10 - Policy Optimization Flashcards
Value Function Approximation (VFA) goes from tabular to parameterized value estimates. Policy Search goes from _____________ to _____________ policy estimates.
Value Function Approximation (VFA) goes from tabular to parameterized value estimates. Policy Search goes from tabular to parameterized policy estimates.
Policy search typically results in __________ {low, high} variance estimates of policy.
Policy search typically results in high variance estimates of policy.
In general, one of the biggest reasons to choose gradient-free optimization, over gradient-based optimization, is the error function is not ____________.
In general, one of the biggest reasons to choose gradient-free optimization, over gradient-based optimization, is the error function is not continuous (and convex).
One way to improve policy search is to use domain knowledge to ____________ the space of possible policies. (from ~26:25)
One way to improve policy search is to use domain knowledge to decrease the space of possible policies. (from ~26:25)
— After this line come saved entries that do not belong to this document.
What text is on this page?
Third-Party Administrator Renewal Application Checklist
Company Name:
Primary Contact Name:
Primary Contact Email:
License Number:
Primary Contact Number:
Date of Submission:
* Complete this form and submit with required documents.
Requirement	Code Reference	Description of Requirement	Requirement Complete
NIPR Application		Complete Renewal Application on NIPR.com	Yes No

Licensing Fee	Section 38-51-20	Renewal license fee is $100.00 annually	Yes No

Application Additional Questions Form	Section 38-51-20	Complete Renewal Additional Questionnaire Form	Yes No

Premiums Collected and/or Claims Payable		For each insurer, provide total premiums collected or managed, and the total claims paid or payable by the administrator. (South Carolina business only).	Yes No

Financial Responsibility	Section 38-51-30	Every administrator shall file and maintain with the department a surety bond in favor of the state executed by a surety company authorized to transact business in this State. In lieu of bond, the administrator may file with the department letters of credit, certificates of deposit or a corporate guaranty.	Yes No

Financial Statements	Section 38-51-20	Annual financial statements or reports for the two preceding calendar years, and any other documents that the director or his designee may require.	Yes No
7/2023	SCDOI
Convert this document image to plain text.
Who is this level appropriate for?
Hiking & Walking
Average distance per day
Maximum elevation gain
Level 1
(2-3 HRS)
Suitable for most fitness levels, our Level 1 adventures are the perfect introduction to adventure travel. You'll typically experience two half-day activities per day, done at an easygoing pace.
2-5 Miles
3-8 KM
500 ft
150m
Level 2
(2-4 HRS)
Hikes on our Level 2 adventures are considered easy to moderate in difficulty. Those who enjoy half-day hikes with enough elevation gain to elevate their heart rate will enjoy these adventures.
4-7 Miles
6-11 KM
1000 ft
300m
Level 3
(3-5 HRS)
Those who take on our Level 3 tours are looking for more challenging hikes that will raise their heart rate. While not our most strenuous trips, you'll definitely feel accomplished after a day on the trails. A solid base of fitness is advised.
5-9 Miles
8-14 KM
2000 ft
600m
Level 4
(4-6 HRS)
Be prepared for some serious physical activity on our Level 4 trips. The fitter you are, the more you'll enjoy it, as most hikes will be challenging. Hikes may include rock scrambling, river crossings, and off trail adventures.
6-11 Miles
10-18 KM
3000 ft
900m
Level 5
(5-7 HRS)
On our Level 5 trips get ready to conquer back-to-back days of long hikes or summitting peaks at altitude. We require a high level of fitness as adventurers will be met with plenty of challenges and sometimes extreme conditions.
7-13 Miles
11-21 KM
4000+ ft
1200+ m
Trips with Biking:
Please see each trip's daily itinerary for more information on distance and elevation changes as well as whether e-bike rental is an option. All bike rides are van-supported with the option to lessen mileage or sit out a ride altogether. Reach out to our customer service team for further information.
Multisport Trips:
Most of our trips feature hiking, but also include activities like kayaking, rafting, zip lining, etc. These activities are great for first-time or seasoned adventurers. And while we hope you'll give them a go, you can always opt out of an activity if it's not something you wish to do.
In order to analytically calculate the gradient, the policy has to be ____________ whenever it is non-zero.
In order to analytically calculate the gradient, the policy has to be defined (or be numerical) whenever it is non-zero.
What are the 3 steps in all RL algorithms?
- __________ the policy
- __________ the policy
- __________ the policy
- Run the policy: actually act in env
- Evaluate the policy: estimate Vš or Q*
- Improve the policy: do something which lets you pick better actions
Briefly, what is the log-derivative trick?
It is a way of deriving the policy gradient by taking the derivative of log probability, which gives us the score function and has the nice property that its expectation is 0.
Briefly, what is the advantage function?
This is the difference between the Q value of a given state-action pair and the value function of that state.
Policy gradient methods are ______________ {off policy, on policy}.
Policy gradient methods are on policy.
The estimated value of policy is typically a ___________ {regression, classification} supervised machine learning problem.
The estimated value of policy is typically a regression supervised machine learning problem.
The bias-variance trade-off for policy gradient methods can be managed with _____________ .
The bias-variance trade-off for policy gradient methods can be managed with choice of n (our steps).